Mais escola, menos qualidade?

Mais escola, menos qualidade?

Um tema que tem aparecido muito nos debates e nas propostas educacionais dos mais diversos setores e grupos sociais é aquele relativo ao alargamento do tempo de permanência diária das crianças e jovens na escola. A chamada escola de tempo integral, apesar da imprecisão da denominação, é hoje defendida por políticos e especialistas em educação como uma das mais importantes estratégias de atendimento às necessidades e aos direitos das crianças e dos jovens a uma educação de qualidade e, ao mesmo tempo, como afirmação da função de guarda e segurança das escolas nas complexas sociedades modernas.

Em que pese o fato de o Brasil ter estabelecido um número de dias letivos e de anos de escolaridade obrigatória equivalente ou mesmo acima da média mundial, também é verdade que o tempo de permanência diária de nossas crianças e jovens na escola é bem próximo daquele das primeiras décadas do século XX: não mais do que 4 horas e 30 minutos. Vários fatores contribuíram (e contribuem) para isso. De um lado, a falta de prioridade de nossa sociedade em investir em educação ao longo do tempo, o que fez com que os prédios escolares fossem escassos e, logo, sua utilização fosse intensiva, chegando mesmo a termos 4 turnos de aula numa mesma escola em alguns momentos. De outro, aqui no Brasil, não apenas as camadas médias abriram mão da escola pública, como o fato de poderem contar com uma mão de obra muito barata para o trabalho doméstico fez com as famílias optassem por delegar a guarda das crianças às empregadas domésticas e não à escola, como em outros países; ou, o que é a outra face dessa moeda, de contratar outros serviços (cursos de línguas estrangeiras e outros os mais variados) também fora do ambiente escolar.

Hoje, apesar de alguns grupos sociais defenderem a educação doméstica e de outros, mesmo defendendo a escola, chamarem a atenção para o possível impacto negativo de uma jornada escolar extensa sobre as crianças e jovens, as políticas educacionais caminham no sentido de ampliar o tempo de permanência diária na escola. Esse é, inclusive, o espírito da meta n. 06 do Plano Nacional de Educação que determina a oferta da educação em tempo integral em, no mínimo, 50% das escolas públicas, de forma a atender, pelo menos, 25% dos (as) alunos (as) da educação básica até 2024.

Essa preocupação, no entanto, não surge com o PNE. Já há vários anos muitos municípios e estados brasileiros vêm buscando alternativas para manter as crianças na escola por mais tempo durante os dias letivos. No entanto, no momento em que se discute a generalização desse atendimento, inclusive para as crianças que passam a frequentar obrigatoriamente a escola a partir dos 4 anos, há que se perguntar sobre as condições em que está ocorrendo esse alargamento do tempo de escolarização.

O que se observa em boa parte do país é que o alargamento do tempo escolar diário tem sido feito de forma muito precária, sobretudo aquele dirigido às crianças e jovens mais pobres.
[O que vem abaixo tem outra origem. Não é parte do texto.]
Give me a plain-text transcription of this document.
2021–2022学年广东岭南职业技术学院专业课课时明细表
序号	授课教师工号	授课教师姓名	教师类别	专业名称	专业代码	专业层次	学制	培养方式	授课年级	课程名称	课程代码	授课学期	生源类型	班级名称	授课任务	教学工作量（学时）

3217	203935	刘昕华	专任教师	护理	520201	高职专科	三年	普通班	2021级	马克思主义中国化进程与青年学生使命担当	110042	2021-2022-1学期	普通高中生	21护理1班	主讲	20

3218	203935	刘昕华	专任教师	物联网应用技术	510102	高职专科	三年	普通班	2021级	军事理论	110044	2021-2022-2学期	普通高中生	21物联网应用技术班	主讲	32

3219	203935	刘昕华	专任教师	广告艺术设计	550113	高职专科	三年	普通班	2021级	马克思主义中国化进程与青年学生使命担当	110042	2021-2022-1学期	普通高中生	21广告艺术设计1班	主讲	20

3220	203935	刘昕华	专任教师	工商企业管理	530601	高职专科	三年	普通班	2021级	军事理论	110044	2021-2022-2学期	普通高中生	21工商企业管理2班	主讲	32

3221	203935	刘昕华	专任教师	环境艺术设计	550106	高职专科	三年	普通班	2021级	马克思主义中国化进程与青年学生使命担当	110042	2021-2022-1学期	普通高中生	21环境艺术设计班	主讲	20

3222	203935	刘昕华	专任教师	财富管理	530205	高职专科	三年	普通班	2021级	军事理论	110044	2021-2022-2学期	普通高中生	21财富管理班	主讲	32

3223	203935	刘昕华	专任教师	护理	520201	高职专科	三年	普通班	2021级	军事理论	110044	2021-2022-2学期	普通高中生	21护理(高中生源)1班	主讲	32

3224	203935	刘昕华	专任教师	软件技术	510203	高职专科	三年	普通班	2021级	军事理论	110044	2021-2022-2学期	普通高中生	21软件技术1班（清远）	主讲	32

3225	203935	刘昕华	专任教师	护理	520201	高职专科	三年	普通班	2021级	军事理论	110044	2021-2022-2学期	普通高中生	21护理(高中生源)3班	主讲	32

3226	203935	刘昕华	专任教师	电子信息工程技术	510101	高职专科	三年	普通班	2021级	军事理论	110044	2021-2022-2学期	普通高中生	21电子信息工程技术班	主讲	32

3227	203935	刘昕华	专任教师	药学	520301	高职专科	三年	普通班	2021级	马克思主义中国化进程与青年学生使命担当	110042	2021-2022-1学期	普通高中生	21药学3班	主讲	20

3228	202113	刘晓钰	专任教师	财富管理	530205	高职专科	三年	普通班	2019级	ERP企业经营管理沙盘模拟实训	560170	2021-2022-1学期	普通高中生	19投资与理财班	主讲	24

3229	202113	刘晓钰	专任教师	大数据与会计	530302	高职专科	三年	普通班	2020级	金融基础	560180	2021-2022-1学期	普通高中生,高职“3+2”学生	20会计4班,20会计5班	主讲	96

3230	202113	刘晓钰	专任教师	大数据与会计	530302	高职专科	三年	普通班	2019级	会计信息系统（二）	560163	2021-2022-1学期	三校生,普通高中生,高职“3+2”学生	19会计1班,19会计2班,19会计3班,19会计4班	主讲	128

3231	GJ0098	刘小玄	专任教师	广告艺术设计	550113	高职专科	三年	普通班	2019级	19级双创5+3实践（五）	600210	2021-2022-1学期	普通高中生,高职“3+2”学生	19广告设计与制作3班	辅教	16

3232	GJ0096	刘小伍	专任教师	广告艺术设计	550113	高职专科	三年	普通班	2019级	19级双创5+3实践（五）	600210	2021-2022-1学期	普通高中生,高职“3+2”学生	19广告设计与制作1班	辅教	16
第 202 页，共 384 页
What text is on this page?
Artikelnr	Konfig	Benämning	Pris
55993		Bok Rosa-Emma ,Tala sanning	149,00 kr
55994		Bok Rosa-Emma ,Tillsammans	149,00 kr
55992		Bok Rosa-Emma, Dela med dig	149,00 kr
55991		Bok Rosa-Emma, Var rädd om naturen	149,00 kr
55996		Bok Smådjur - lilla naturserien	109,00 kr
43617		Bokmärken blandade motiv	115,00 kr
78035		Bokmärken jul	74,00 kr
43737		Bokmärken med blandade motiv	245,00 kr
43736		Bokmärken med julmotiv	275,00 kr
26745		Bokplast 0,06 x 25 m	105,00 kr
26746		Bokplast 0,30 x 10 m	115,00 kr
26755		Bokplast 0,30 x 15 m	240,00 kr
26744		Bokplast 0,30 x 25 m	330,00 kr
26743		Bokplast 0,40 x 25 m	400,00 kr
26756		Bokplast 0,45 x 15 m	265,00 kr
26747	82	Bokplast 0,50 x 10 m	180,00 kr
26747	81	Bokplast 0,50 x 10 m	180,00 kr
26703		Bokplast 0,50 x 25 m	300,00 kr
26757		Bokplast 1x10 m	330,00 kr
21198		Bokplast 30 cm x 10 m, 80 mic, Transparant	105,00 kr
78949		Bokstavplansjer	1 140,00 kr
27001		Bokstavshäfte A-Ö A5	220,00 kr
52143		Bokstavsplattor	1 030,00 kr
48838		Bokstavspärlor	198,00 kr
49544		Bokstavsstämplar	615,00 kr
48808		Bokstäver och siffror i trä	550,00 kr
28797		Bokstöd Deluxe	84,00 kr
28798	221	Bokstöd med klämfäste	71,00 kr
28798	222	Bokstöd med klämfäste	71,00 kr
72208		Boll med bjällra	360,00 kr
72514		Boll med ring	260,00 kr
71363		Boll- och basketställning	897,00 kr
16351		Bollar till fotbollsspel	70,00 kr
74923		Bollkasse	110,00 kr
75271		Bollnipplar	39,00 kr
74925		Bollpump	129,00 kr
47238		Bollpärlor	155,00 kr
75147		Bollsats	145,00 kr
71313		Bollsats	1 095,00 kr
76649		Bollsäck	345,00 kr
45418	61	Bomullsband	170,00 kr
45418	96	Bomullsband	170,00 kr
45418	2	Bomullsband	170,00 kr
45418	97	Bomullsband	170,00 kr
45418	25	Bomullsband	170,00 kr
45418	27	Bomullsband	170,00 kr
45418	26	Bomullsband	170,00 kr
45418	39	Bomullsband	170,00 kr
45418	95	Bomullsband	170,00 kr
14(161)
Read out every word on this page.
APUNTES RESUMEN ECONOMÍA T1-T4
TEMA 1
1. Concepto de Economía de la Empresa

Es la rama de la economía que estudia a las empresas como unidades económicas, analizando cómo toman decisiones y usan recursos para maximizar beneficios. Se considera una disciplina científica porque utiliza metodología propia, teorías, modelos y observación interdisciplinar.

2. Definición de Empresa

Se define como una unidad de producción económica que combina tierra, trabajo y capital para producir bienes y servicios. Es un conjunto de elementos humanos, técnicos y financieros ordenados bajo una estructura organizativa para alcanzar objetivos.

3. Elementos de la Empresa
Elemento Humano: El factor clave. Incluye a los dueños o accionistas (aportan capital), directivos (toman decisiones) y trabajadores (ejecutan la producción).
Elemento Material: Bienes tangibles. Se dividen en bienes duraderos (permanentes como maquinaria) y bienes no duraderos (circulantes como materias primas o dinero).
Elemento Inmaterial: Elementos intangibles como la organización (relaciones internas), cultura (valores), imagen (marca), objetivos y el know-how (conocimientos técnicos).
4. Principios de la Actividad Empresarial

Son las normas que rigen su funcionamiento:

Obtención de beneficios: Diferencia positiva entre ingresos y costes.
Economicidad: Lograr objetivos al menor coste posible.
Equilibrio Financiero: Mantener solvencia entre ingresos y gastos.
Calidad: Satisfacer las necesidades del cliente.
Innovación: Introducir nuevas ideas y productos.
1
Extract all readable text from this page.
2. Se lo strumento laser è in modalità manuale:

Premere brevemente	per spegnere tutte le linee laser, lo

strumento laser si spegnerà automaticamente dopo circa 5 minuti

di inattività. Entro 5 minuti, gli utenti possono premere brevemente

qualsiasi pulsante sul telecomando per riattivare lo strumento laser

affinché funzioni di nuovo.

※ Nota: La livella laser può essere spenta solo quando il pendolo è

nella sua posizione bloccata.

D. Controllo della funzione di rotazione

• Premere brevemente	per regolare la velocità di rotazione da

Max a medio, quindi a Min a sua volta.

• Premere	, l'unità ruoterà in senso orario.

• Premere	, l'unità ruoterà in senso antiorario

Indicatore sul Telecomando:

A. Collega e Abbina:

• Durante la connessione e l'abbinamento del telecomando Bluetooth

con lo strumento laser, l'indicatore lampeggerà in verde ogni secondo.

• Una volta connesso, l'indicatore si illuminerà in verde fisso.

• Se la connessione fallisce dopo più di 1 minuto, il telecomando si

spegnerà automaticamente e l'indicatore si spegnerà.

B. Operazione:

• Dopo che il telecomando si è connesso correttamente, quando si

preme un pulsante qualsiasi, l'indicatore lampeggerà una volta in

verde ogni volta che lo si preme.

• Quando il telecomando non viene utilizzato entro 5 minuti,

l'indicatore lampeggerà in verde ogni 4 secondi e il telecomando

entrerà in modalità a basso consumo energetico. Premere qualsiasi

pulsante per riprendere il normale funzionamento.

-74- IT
Sob o argumento de que é melhor ficar na escola do que na rua, um número expressivo de prefeituras, inclusive de capitais, tem organizado um atendimento baseado na utilização de espaços “comunitários” inadequados e no trabalho voluntário ou na contratação precária de bolsistas e de pessoas sem nenhuma qualificação específica para o trabalho pedagógico. Não por acaso, a ideia de que o “contra turno” é para aulas de “reforço escolar” viceja em todo o país.

O alargamento do tempo escolar diário baseado na perspectiva do reforço escolar e na precarização ainda maior da escola e do trabalho dos profissionais da educação é um sintoma da incapacidade de a sociedade brasileira respeitar os direitos de nossa população a uma escola de qualidade. A impressão é de que nossos gestores do público, com o beneplácito de muitas organizações e, mesmo, de universidades, querem travestir políticas de assistência e de segurança, feitas pela metade, como política educacional de qualidade. Enquanto assim for, vamos continuar defendendo o fechamento das escolas por falta de alunos e a precarização do atendimento em tempo integral por falta de espaço nas escolas que continuarem abertas e de recursos financeiros para manter, também os professores, um maior tempo na escola em que trabalham.